Increased expression of six ZIP family genes by zinc (Zn) deficiency is associated with enhanced uptake and root-to-shoot translocation of Zn in barley (Hordeum vulgare).

Abstract

Low zinc (Zn) in soils reduces yield and grain Zn content. Regulation of ZRT/IRT-like protein (ZIP) family genes is a major mechanism in plant adaptation to low and fluctuating Zn in soil. Although several Zn deficiency-inducible ZIP genes are identified in cereals, there has been no systematic study on the association of Zn deficiency-induced uptake and root-to-shoot translocation with expression of ZIP family genes. We measured Zn deficiency-induced uptake and root-to-shoot translocation of Zn in barley (Hordeum vulgare) plants by resupplying 0.5 μM Zn, and quantified the transcripts of thirteen HvZIP genes. Subcellular localization and tissue-specific expression were also determined for Zn deficiency-inducible HvZIP genes. Zn deficiency enhanced the capacity of uptake and root-to-shoot translocation of Zn, and sustained the enhanced capacity for 6 d after Zn resupply.

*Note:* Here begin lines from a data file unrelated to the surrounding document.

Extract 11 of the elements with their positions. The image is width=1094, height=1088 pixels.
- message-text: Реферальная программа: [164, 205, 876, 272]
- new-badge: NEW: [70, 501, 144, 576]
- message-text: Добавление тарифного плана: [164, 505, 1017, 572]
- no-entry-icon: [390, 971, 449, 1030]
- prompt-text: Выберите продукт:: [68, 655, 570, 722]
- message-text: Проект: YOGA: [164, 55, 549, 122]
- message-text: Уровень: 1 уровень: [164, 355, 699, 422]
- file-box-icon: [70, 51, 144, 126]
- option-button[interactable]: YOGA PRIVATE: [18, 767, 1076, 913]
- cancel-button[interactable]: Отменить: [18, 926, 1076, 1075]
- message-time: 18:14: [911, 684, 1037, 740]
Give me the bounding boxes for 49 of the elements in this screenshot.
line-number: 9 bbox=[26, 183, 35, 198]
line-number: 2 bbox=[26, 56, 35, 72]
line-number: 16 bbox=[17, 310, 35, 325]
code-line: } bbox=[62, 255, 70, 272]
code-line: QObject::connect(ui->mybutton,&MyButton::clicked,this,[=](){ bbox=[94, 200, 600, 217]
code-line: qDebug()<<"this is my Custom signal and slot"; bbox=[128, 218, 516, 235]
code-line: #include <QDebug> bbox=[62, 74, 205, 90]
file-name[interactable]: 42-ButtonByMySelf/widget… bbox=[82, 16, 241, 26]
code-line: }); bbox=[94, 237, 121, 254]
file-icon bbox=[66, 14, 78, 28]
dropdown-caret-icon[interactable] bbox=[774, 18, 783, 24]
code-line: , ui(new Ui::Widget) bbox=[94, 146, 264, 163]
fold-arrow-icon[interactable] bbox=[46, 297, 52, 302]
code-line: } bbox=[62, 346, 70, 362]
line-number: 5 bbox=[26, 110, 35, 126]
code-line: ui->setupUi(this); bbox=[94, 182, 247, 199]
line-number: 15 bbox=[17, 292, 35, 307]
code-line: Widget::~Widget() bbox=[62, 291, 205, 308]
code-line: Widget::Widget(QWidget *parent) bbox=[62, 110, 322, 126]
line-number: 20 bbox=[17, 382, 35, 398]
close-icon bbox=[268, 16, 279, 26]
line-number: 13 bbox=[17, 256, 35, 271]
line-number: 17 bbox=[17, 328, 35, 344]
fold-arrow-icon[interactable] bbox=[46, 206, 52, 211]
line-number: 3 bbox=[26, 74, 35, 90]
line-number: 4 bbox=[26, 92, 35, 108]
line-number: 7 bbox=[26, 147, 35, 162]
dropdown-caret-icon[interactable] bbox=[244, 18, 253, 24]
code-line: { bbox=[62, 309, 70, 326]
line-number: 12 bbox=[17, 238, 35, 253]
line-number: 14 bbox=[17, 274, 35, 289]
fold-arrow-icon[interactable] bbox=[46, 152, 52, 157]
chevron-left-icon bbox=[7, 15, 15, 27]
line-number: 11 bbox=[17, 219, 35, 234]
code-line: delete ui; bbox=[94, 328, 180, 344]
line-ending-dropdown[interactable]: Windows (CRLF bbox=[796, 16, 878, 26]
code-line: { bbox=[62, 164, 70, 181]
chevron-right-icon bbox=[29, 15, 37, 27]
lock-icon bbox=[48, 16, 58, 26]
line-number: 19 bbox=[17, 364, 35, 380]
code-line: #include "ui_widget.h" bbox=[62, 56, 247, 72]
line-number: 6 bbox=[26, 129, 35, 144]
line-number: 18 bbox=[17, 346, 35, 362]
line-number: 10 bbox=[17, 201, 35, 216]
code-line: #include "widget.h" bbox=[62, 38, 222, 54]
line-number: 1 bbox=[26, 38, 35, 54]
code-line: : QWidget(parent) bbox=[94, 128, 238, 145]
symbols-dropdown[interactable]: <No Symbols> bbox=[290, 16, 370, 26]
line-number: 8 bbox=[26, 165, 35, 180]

Six HvZIP genes were highly induced in roots of Zn-deficient plants, and their proteins were localized in the plasma membrane. Tissue-specific expression in roots supports their roles in uptake and root-to-shoot translocation of Zn under low Zn conditions. Our results provide a comprehensive view on the physiological roles of ZIP genes in plant adaptation to low and fluctuating Zn in soil, and pave the way for development of new strategies to improve Zn-deficiency tolerance and biofortification in cereals.